Andrzej Wajda, qui vient de mourir d’une insuffisance respiratoire à l’âge de 90 ans, est le chef de file de l’école de cinéma polonaise qui s’est affirmée à partir de 1956 à la faveur d’un renouveau artistique et d’une relative libéralisation politique. Sa filmographie reflète d’ailleurs les aléas constants qui ont frappé l’évolution du pays, ainsi que l’illustrent les titres de ses opus successifs : « Cendres et diamants » en 1958, « L’homme de marbre » en 1977, « L’homme de fer » en 1981, « Korczak » en 1990, réalisations en prise directe avec l’actualité du pays. Cinéaste soucieux du moindre détail, Wajda a souvent eu recours à des formes baroques et n’a cessé de s’interroger sur l’histoire singulière et dramatique de la Pologne. Aussi le thème national a-t-il été abordé par lui de manière sensible et romantique sans pour autant que la critique, parfois même virulente, en soit absente. Ainsi fait-il la part belle à tous les actes de résistance qui ont eu lieu durant l’occupation allemande, puis sous l’occupation de l’armée rouge, résistance ignorée ou déformée par les discours officiels ou, pire, par la propagande de cette politique dominatrice qui étouffait en permanence les forces vives de la nation polonaise. Evoquant l’année 1945, « Cendres et diamants » met aux prises des opposants issus de la Résistance intérieure qui vont organiser l’assassinat d’un vétéran communiste, représentant du nouveau régime dictatorial. Portrait complexe des contradictions du moment, cette analyse poignante bénéficie d’une interprétation remarquable et promulgue l’acteur Zbigniew Cybulski  en véritable icône de la jeunesse.
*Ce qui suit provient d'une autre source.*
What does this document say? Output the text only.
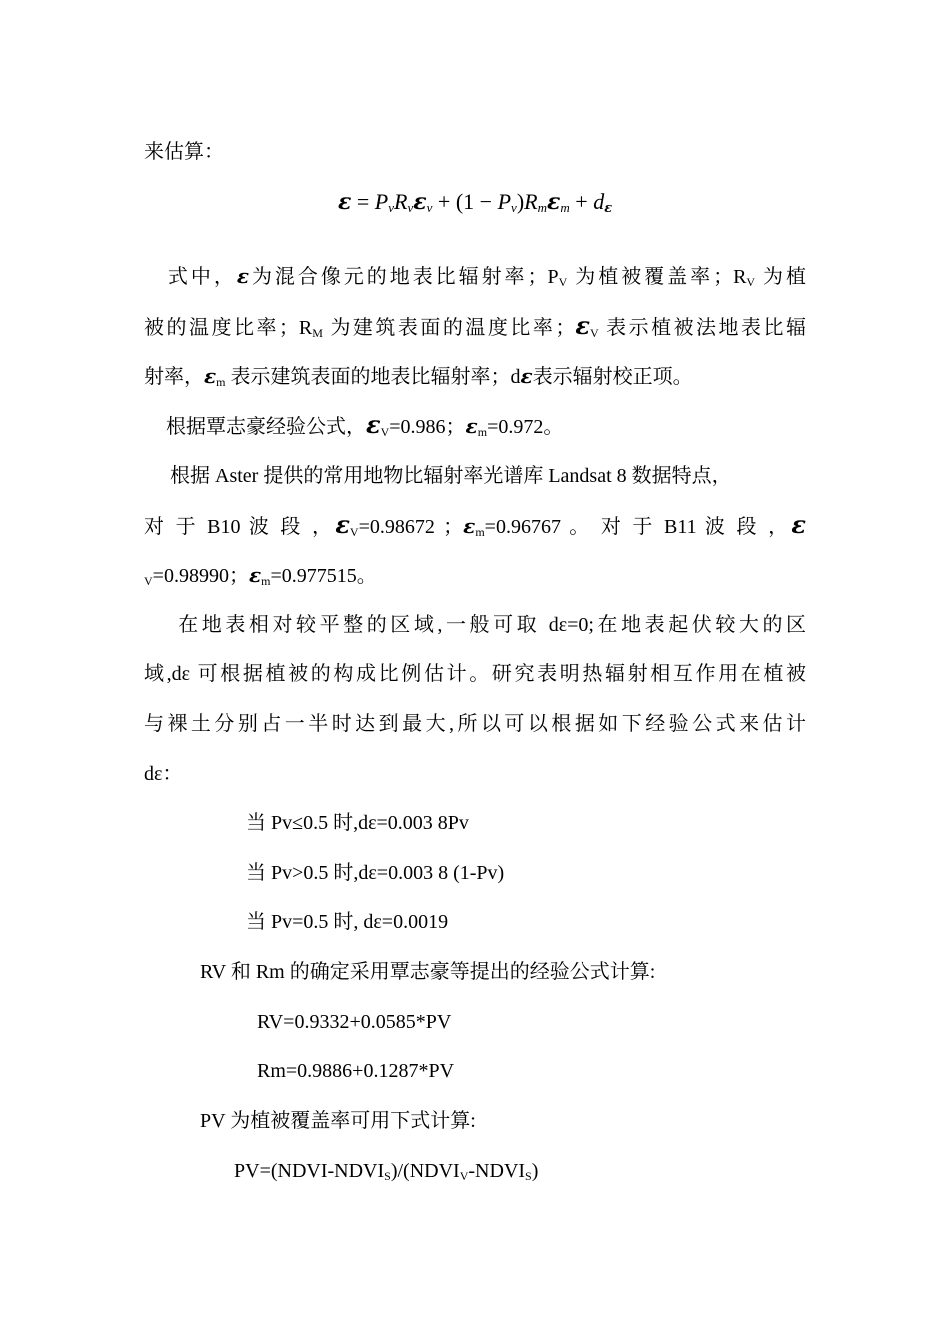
来估算：
$\varepsilon = P_vR_v\varepsilon_v + (1 - P_v)R_m\varepsilon_m + d_\varepsilon$
式中，ε为混合像元的地表比辐射率；$P_V$ 为植被覆盖率；$R_V$ 为植
被的温度比率；$R_M$ 为建筑表面的温度比率；$\varepsilon_V$ 表示植被法地表比辐
射率，$\varepsilon_m$ 表示建筑表面的地表比辐射率；dε表示辐射校正项。
根据覃志豪经验公式，$\varepsilon_V=0.986$；$\varepsilon_m=0.972$。
根据 Aster 提供的常用地物比辐射率光谱库 Landsat 8 数据特点，
对 于 B10 波 段 ，$\varepsilon_V=0.98672$ ；$\varepsilon_m=0.96767$ 。 对 于 B11 波 段 ，ε
$_V$=0.98990；$\varepsilon_m=0.977515$。
在地表相对较平整的区域,一般可取 dε=0;在地表起伏较大的区
域,dε 可根据植被的构成比例估计。研究表明热辐射相互作用在植被
与裸土分别占一半时达到最大,所以可以根据如下经验公式来估计
dε：
当 Pv≤0.5 时,dε=0.003 8Pv
当 Pv>0.5 时,dε=0.003 8 (1-Pv)
当 Pv=0.5 时, dε=0.0019
RV 和 Rm 的确定采用覃志豪等提出的经验公式计算:
RV=0.9332+0.0585*PV
Rm=0.9886+0.1287*PV
PV 为植被覆盖率可用下式计算:
$PV=(NDVI-NDVI_S)/(NDVI_V-NDVI_S)$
Sa mort prématurée sera à l’origine d’un film que Wajda lui dédie « Tout est à vendre », récit d’un tournage et approche de la création,  qu’il reprendra et approfondira plus tard dans son film « Chef d’orchestre » (1980).

 

 

Malgré la surveillance exercée par le pouvoir en place sur ses scénariis, Wajda s’applique à décrire les anachronismes de la Pologne d’avant-guerre avec sa célèbre charge de cavalerie contre les divisions blindées allemandes dans « Lotna », opus qui lui attire bien des critiques et exerce un inconfort évident sur sa volonté de scruter d’un œil neuf et impartial l’histoire réelle de son pays. Avec « Cendres », pour lequel il obtient de plus gros moyens financiers, il se livre à une large fresque sur le pays au lendemain de l’épisode napoléonien, puis aborde le temps des croisades avec « La croisade maudite » en 1968. Plus dramatique et personnel sera « Paysage après la bataille » qui évoque le destin des rescapés polonais des camps nazis, tandis que « Les noces », en 1973, dépeint  la nostalgie d’un passé où les héros de tous ordres s’illustraient avec force et panache. Par la suite, l’évolution politique de son pays l’incite à un engagement encore plus formel, cela au prix d’une lutte incessante. Ce sera le grand moment de « L’homme de marbre » (1977), un retour sur une époque de lutte incessante pour l’édification d’un socialisme à marche forcée,  film construit comme une enquête où le réalisateur restitue parfaitement le climat de propagande et l’obsession du sabotage des années staliniennes. Les événements ne cessant de s’accélérer avec les grèves de Gdansk et l’émergence du syndicat indépendant de Solidarnosc, il réalise sans plus tarder, et dans l’urgence, « L’homme de fer », où il met en scène le fils de l’Homme de marbre, mais également un journaliste mouchard. Ce film aura une réelle répercussion dans le monde entier et fera connaître le nom de Wajda, ce qui lui permettra dès lors de tourner à l’étranger sans être brimé par la censure polonaise marxiste. C’est ainsi qu’il produit « Danton » en France en 1983 avec, dans le rôle-titre, Gérard Depardieu, film où il s’implique dans des considérations sur le pouvoir et la révolution. Enfin avec des films comme « La semaine sainte » (1995) ou « Miss Nobody » (1996), Wajda médite sur la Pologne post-communiste et les changements survenus, confirmant haut et fort  ses critiques morales à l’intention d’un pays où le cinéma désormais n’est plus la proie des mêmes enjeux  politiques.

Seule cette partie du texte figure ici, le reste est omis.